Giderek ayrışan ve karışan toplumlarda insanların belki de tek ortak noktası olan mutsuzluk bu karmaşanın, yani sahtekârlığın en kötü sonucu. Tatminsizlik bir insan için en büyük felâket.
Özetle bu zamanın belâsı sahtecilik, kurtuluşun çaresi ise fark edebilmektir. İşine gelmeyenin kendine din uydurduğu zamanlarda yaşıyoruz.
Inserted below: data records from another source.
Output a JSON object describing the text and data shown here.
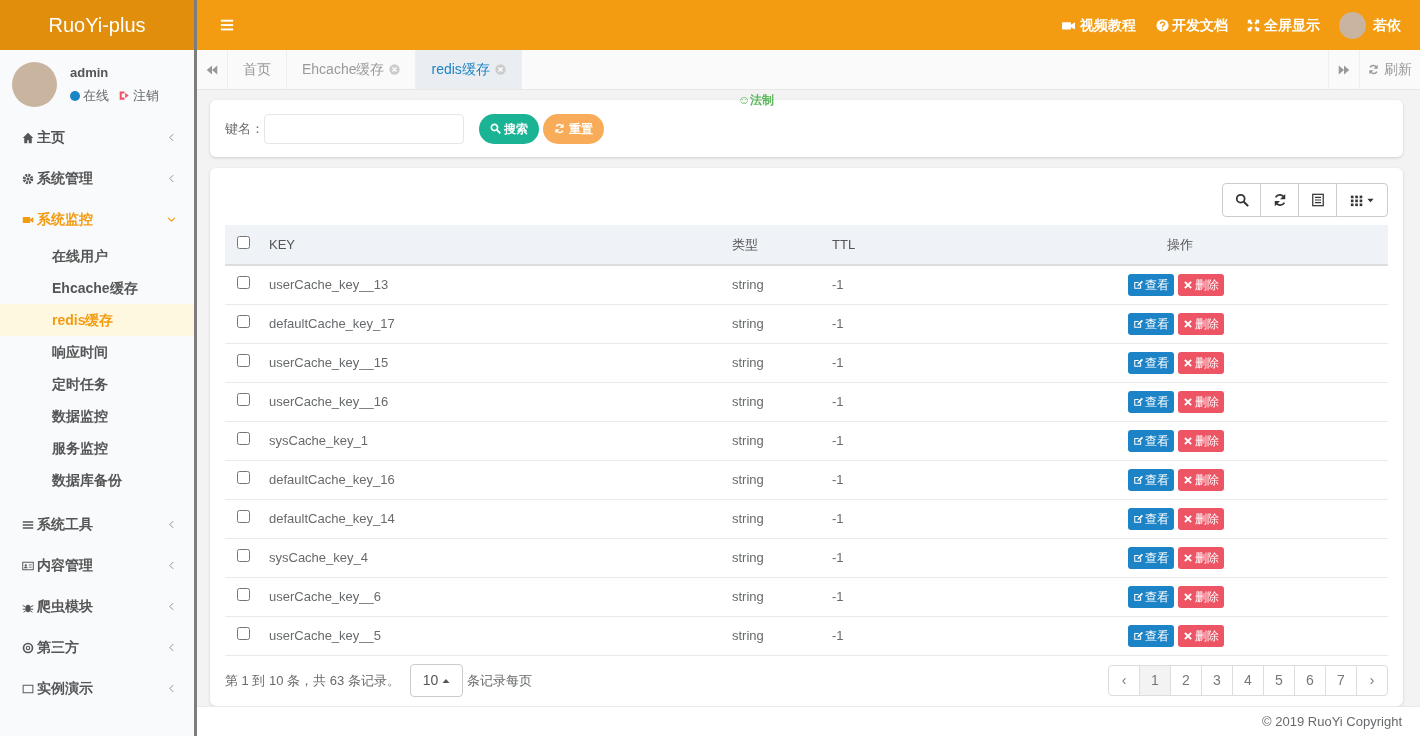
{
  "sidebar": {
    "logo": "RuoYi-plus",
    "user": {
      "name": "admin",
      "status": "在线",
      "logout": "注销"
    },
    "menu": [
      {
        "label": "主页",
        "expanded": false,
        "active": false
      },
      {
        "label": "系统管理",
        "expanded": false,
        "active": false
      },
      {
        "label": "系统监控",
        "expanded": true,
        "active": true,
        "children": [
          {
            "label": "在线用户",
            "selected": false
          },
          {
            "label": "Ehcache缓存",
            "selected": false
          },
          {
            "label": "redis缓存",
            "selected": true
          },
          {
            "label": "响应时间",
            "selected": false
          },
          {
            "label": "定时任务",
            "selected": false
          },
          {
            "label": "数据监控",
            "selected": false
          },
          {
            "label": "服务监控",
            "selected": false
          },
          {
            "label": "数据库备份",
            "selected": false
          }
        ]
      },
      {
        "label": "系统工具",
        "expanded": false,
        "active": false
      },
      {
        "label": "内容管理",
        "expanded": false,
        "active": false
      },
      {
        "label": "爬虫模块",
        "expanded": false,
        "active": false
      },
      {
        "label": "第三方",
        "expanded": false,
        "active": false
      },
      {
        "label": "实例演示",
        "expanded": false,
        "active": false
      }
    ]
  },
  "header": {
    "links": [
      "视频教程",
      "开发文档",
      "全屏显示"
    ],
    "user": "若依"
  },
  "tabs": [
    {
      "label": "首页",
      "selected": false,
      "closable": false
    },
    {
      "label": "Ehcache缓存",
      "selected": false,
      "closable": true
    },
    {
      "label": "redis缓存",
      "selected": true,
      "closable": true
    }
  ],
  "refresh": "刷新",
  "notice": "☺法制",
  "search": {
    "label": "键名：",
    "buttons": [
      "搜索",
      "重置"
    ]
  },
  "table": {
    "columns": [
      "KEY",
      "类型",
      "TTL",
      "操作"
    ],
    "all_checked": false,
    "rows": [
      {
        "key": "userCache_key__13",
        "type": "string",
        "ttl": "-1",
        "checked": false,
        "actions": [
          "查看",
          "删除"
        ]
      },
      {
        "key": "defaultCache_key_17",
        "type": "string",
        "ttl": "-1",
        "checked": false,
        "actions": [
          "查看",
          "删除"
        ]
      },
      {
        "key": "userCache_key__15",
        "type": "string",
        "ttl": "-1",
        "checked": false,
        "actions": [
          "查看",
          "删除"
        ]
      },
      {
        "key": "userCache_key__16",
        "type": "string",
        "ttl": "-1",
        "checked": false,
        "actions": [
          "查看",
          "删除"
        ]
      },
      {
        "key": "sysCache_key_1",
        "type": "string",
        "ttl": "-1",
        "checked": false,
        "actions": [
          "查看",
          "删除"
        ]
      },
      {
        "key": "defaultCache_key_16",
        "type": "string",
        "ttl": "-1",
        "checked": false,
        "actions": [
          "查看",
          "删除"
        ]
      },
      {
        "key": "defaultCache_key_14",
        "type": "string",
        "ttl": "-1",
        "checked": false,
        "actions": [
          "查看",
          "删除"
        ]
      },
      {
        "key": "sysCache_key_4",
        "type": "string",
        "ttl": "-1",
        "checked": false,
        "actions": [
          "查看",
          "删除"
        ]
      },
      {
        "key": "userCache_key__6",
        "type": "string",
        "ttl": "-1",
        "checked": false,
        "actions": [
          "查看",
          "删除"
        ]
      },
      {
        "key": "userCache_key__5",
        "type": "string",
        "ttl": "-1",
        "checked": false,
        "actions": [
          "查看",
          "删除"
        ]
      }
    ]
  },
  "pagination": {
    "summary": "第 1 到 10 条，共 63 条记录。",
    "page_size": "10",
    "per_page": "条记录每页",
    "prev": "‹",
    "next": "›",
    "pages": [
      {
        "label": "1",
        "selected": true
      },
      {
        "label": "2",
        "selected": false
      },
      {
        "label": "3",
        "selected": false
      },
      {
        "label": "4",
        "selected": false
      },
      {
        "label": "5",
        "selected": false
      },
      {
        "label": "6",
        "selected": false
      },
      {
        "label": "7",
        "selected": false
      }
    ]
  },
  "footer": "© 2019 RuoYi Copyright"
}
İnsan için şart olan temel eğitim şudur: İyi ile kötüyü ayırt edebilmek, iyiden yana olmak ve sonunda iyilerden, doğrulardan olmak yani dosdoğru olmak! Budur okuma yazmayı öğrenmek. Okumak yani hayatı okumak, hem de doğru okumak, hayatın anlamını anlamak ve yaşayarak ona uygun doğru cevapları vermek yani yazmak, hem de doğru yazmak… Akıllı olmak budur. Eskinin akıllı köylüsü, hiç değişilir mi bugünün dangalak profesörüne, bakanına, can yakanına!
Okuma yazma bilmek, her seviyede hayatı doğru okumak ve ona göre doğru yaşamaktır.
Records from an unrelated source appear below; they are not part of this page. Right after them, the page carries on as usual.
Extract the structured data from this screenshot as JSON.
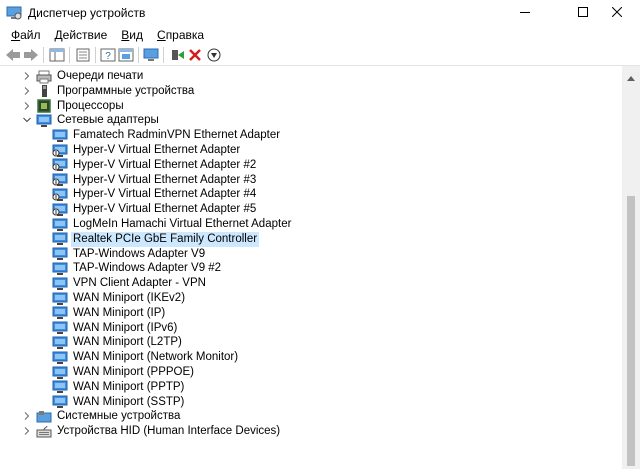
{
  "window": {
    "title": "Диспетчер устройств",
    "minimize_icon": "minimize-icon",
    "maximize_icon": "maximize-icon",
    "close_icon": "close-icon"
  },
  "menu": [
    {
      "label": "Файл",
      "underline": "Ф",
      "rest": "айл"
    },
    {
      "label": "Действие",
      "underline": "Д",
      "rest": "ействие"
    },
    {
      "label": "Вид",
      "underline": "В",
      "rest": "ид"
    },
    {
      "label": "Справка",
      "underline": "С",
      "rest": "правка"
    }
  ],
  "toolbar": {
    "icons": [
      "back-icon",
      "forward-icon",
      "properties-icon",
      "help-icon",
      "show-hidden-icon",
      "console-tree-icon",
      "scan-hardware-icon",
      "update-driver-icon",
      "uninstall-icon",
      "disable-device-icon"
    ]
  },
  "tree": {
    "categories_top": [
      {
        "label": "Очереди печати",
        "icon": "print-queue-icon"
      },
      {
        "label": "Программные устройства",
        "icon": "software-device-icon"
      },
      {
        "label": "Процессоры",
        "icon": "processor-icon"
      }
    ],
    "network": {
      "label": "Сетевые адаптеры",
      "icon": "network-adapter-icon",
      "expanded": true,
      "selected_item": "Realtek PCIe GbE Family Controller",
      "children": [
        "Famatech RadminVPN Ethernet Adapter",
        "Hyper-V Virtual Ethernet Adapter",
        "Hyper-V Virtual Ethernet Adapter #2",
        "Hyper-V Virtual Ethernet Adapter #3",
        "Hyper-V Virtual Ethernet Adapter #4",
        "Hyper-V Virtual Ethernet Adapter #5",
        "LogMeIn Hamachi Virtual Ethernet Adapter",
        "Realtek PCIe GbE Family Controller",
        "TAP-Windows Adapter V9",
        "TAP-Windows Adapter V9 #2",
        "VPN Client Adapter - VPN",
        "WAN Miniport (IKEv2)",
        "WAN Miniport (IP)",
        "WAN Miniport (IPv6)",
        "WAN Miniport (L2TP)",
        "WAN Miniport (Network Monitor)",
        "WAN Miniport (PPPOE)",
        "WAN Miniport (PPTP)",
        "WAN Miniport (SSTP)"
      ]
    },
    "categories_bottom": [
      {
        "label": "Системные устройства",
        "icon": "system-device-icon"
      },
      {
        "label": "Устройства HID (Human Interface Devices)",
        "icon": "hid-device-icon"
      }
    ]
  },
  "colors": {
    "selection": "#cce8ff",
    "adapter_icon": "#2f7fd6"
  }
}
Tiksinti verenler söylediğinin aksini yaşayanlardır. Allaha giden yollar çoktur ancak artık inkâra giden yollar da çoktur. Geleceğin artık her an gelebildiği bu zamanlarda sorunlar tamamen ahlâkîdir. Cehaletin ahlâkî bir mesele olduğunu unutmayalım. Madde bağımlılığının nasıl berbat ve öldürücü bir ahlâkî hastalık olduğuna dikkat çekelim. İstediği sonuçları almak için her şeyi meşru gören yalancı, oyuncu, inkârcı sahtekâr insanların akıllı olmadığını, yapılanların yaşamak için gerekli olmadığını kabul edelim. Her kötülüğü kabul edip ses çıkarmayanlara uslu yani akıllı demeyelim. Şahit olup da görmedik duymadık demeyelim. Allah insanı taş eder! Ettiklerini de gördük…
Gerçekten akıllı olalım, olamıyorsak da bari deliliğe vuralım.
Eğitim meselesi ile Mehmet Akif’in deyişini birleştirip durumu okursak felaket ortaya çıkıyor:
“Allah’a güven sa’ye sarıl,
hikmete ram ol;
Yol varsa budur bilmiyorum
başka çıkar yol.”
Eğitimsiz insan Allah’a güvenip sa’ye sarılmaz. Emek verip, koşturup, çalışıp çabalamaz. İşine gelmeyen sonuçlara razı olmaz. Vesayetçidir, haddini hep aşar, ahlâksızdır, sürekli kendine kendi gibi bir efendi arar, öyle birilerine güvenir, keller yağırlar birbirini ağırlar, birbiriyle anlaşır oyunlar oynar, pislikler yaparlar. Emanetler bunlara geçince ahlâksızlık silsilesi içinde kokuşan toplumda kimse mutlu olmaz.
Mutluluğun aslı ruhu tatmin eden doğru bir imandadır.
Mutluluğun sırrı, yapman gerekeni yapmaktır.